US business are scrambling to save their businesses from President Donald Trump’s new steel and aluminum tariffs, but a huge backlog is leaving many of those companies in potential peril.
Under Section 232 of the Trade Expansion Act, the law the Trump administration is using to impose the tariffs, companies can request exemptions if there is no way for them to get the goods they need from a domestic metals producer.
But the Commerce Department, which tasked with handling these requests, is struggling to keep up.
Commerce Secretary Wilbur Ross confirmed in a hearing Wednesday that the department has so far received over 20,000 requests for product exemptions. He said 98 of those requests were processed so far – 42 exemptions were approved, while 56 were denied.
Ross blamed the snail’s pace on the lack of funding for the department. A report from The Washington Post’s David Lynch paints the issues as much deeper.
Officials in the department say there are not enough employees to handle the sudden influx of requests. And employees in the department do not have the expertise to handle such requests, the Post reported.
“It’s going to be so unbelievably random, and some companies are going to get screwed,” a senior Commerce Department official told The Washington Post. “These people are making multibillion-dollar, unbelievably uninformed decisions.”

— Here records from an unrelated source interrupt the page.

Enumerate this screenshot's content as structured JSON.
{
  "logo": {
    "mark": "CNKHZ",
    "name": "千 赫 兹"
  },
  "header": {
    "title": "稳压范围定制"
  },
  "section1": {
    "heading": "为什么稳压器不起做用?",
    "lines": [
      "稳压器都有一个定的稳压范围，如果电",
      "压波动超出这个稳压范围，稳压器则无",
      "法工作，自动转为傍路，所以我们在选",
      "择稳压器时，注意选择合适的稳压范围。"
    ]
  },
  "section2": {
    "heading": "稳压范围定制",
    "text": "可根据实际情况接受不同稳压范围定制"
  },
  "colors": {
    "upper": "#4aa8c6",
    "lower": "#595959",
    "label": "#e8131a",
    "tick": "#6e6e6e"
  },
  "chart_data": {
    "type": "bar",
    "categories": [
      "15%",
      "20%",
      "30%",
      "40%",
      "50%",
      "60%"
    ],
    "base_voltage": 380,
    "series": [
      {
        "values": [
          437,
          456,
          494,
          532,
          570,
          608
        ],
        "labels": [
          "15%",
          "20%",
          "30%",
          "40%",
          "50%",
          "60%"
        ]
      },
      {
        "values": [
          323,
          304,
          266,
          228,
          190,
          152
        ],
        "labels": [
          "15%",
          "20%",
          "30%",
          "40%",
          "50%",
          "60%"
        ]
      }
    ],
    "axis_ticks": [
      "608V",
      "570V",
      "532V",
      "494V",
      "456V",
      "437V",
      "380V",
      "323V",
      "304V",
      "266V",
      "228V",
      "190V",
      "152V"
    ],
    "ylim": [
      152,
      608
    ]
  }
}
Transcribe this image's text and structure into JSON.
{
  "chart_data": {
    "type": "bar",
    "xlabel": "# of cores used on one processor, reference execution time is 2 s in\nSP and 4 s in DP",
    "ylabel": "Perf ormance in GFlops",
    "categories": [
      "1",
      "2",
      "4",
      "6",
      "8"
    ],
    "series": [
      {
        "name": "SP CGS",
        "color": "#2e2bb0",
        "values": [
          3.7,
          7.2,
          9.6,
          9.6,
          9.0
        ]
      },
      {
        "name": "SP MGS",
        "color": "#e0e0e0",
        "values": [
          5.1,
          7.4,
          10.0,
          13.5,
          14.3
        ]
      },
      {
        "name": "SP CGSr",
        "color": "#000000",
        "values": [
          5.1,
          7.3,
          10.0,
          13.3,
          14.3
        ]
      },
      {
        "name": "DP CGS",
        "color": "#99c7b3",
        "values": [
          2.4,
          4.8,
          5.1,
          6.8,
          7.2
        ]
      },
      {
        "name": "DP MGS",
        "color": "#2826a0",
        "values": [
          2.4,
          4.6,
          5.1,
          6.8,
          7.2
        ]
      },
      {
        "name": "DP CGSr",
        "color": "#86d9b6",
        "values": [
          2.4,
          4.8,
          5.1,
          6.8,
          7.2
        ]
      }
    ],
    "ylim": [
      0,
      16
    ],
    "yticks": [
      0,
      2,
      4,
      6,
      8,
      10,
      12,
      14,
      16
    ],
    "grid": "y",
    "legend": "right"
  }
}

Every company requesting an exclusion must do so for each good they want to make and each type of metal they need. That means the firms are making highly technical cases relating to hyper-specific types of steel and aluminum. The concern, according to the Post, is that Commerce Department officials evaluating these requests have little expertise and even less time to make accurate judgments.
Ross was repeatedly taken to task over the exemption process during the Senate Finance Committee hearing on Wednesday, as frustrated members of the committee ripped into Ross.
“America’s small businesses believe they are being held hostage in a bureaucratic twilight zone waiting to see if they’re going to escape,” said Sen. Ron Wyden, the highest-ranking Democrat on the committee.
Sen. Claire McCaskill, a Democrat from Missouri, was even more blunt.
“In a chaotic and frankly incompetent manner, you’re picking winners and losers on a very technical basis… without a great deal of training,” McCaskill said.
She also pointed out that the Commerce Department is requiring businesses to file the exemption requests every year.
The ire was also bipartisan, as GOP Sens. Pat Roberts and Pat Toomey related stories of companies in their states trying to get exemptions before the tariffs cause too much damage.
Ross said that the Commerce Department was “working through the backlog” of exemption requests and disputed claims that the process was chaotic.